We pick up right where we left off with Laurel bringing Sara’s body to the Arrow Cave as the team learns the horrific news about her death. Each member has a different reaction with Felicity being totally devastated about it while Oliver tries to not get emotional about it so that he can find who did this. I will say that there several times in this episode where I wanted Oliver to just break down and cry at least a little bit, but there was also a part of me that understood why it couldn’t happen.

Despite the fact that the episode focused on several characters, at the end of the day, this was really a Laurel episode and aside from the circumstances, it was a really good one. Katie Cassidy gave one of her strongest performances and it was interesting to be able to follow the episode through her eyes a lot. One of my favorite moments in the episode was in the beginning when she was mourning and said that the last thing she needed was a bar. As someone who has been a huge fan of Cassidy for a long time, it’s great to see the character having learned from her previous mistakes so that piece of dialogue was very meaningful.

We get introduced to the DC villain archer, Komodo (played by Matt Ward) and even though his costume was pretty good looking, I was quite underwhelmed by the portrayal of the character. He had some cool fight scenes against Oliver when they were both riding their motorbikes and shooting arrows at each other, but that was pretty much the only thing I cared about Komodo. We didn’t learn much about his backstory and even his motives were a bit tough to follow, but that may have been because this episode was about the death of Sara. It’s also revealed that Komodo wasn’t even there the night Sara was killed so the mystery of who killed her remains.

I did enjoy the flashbacks as we saw the return of fan favorite Colin Donnell as Tommy Merlyn who came to Hong Kong to find Oliver. When they first announced that Donnell was going to be back for a flashback this season, I wasn’t sure why he would be in Hong Kong, my first guess was that he was perhaps on vacation of some sort. But learning that he was looking for Oliver made this flashback very memorable. As Oliver finds out that he has to take Tommy out, he starts to come up with a plan that doesn’t include killing his best friend and he succeeds with it.

The burial scene was really when it hit me that Sara was dead as the characters say good bye to their ally and we learn that to honor her memory, Diggle and Lyla named their daughter Sara. It was mostly difficult to see Laurel’s emotions because if you think about it, this is the second time when she has lost her sister and that is just horrible. But the pain didn’t end there as Laurel doesn’t tell Quentin that Sara is dead because of how it might affect his health. We all know that he will learn the truth sooner or later, but when he does, we will be sitting with at least 50 tissues. Oliver’s scene in the Arrow Cave with Diggle was one of Amell’s most moving performances as he finally did let some emotions out. It will be interesting to see how this death affects for the course of the season.

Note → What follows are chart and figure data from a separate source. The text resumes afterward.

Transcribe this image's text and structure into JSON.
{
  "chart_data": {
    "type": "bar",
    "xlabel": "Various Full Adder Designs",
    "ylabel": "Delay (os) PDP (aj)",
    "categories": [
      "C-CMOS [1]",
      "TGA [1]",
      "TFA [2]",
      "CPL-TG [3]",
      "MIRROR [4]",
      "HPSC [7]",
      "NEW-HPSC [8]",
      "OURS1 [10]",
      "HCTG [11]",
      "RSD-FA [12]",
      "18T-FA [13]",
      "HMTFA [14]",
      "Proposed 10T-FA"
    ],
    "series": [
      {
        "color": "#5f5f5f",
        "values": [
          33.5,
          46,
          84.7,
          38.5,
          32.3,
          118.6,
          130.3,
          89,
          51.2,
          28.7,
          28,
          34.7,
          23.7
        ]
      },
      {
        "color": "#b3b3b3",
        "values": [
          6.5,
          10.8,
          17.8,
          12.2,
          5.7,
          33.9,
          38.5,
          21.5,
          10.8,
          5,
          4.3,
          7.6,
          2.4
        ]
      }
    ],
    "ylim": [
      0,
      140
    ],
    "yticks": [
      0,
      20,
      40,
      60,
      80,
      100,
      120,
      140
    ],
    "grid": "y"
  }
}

There is some Roy focus this week as he finally opens up what happened between him and Thea in the season finale. As Oliver is trying to reach Thea multiple times, Roy confesses what had happened and showed him the letter that Thea left for Roy. I was expecting Oliver to freak out a little bit, but all we got from was an “OK”, but once again, that was because he needed to stay on focus regarding Sara’s killer. This was pretty much a great setup for next week’s episode as the episode ends with us seeing Thea training in Corto Maltese and a very proud Malcolm enjoying what his daughter is becoming.

Overall, “Sara” was one of the toughest Arrow episodes to watch, from an emotional standpoint. Seeing how the characters dealt with the death, was powerful and even though there was a villain, actions scenes and all that: I didn’t really care much for it this week, not because it wasn’t good. Even though there are going to be a lot of dark moments this season, I’m hoping for some bright ones too, especially now that we have a character like Ray Palmer.

Arrow airs on Wednesday nights, 8/7c on The CW.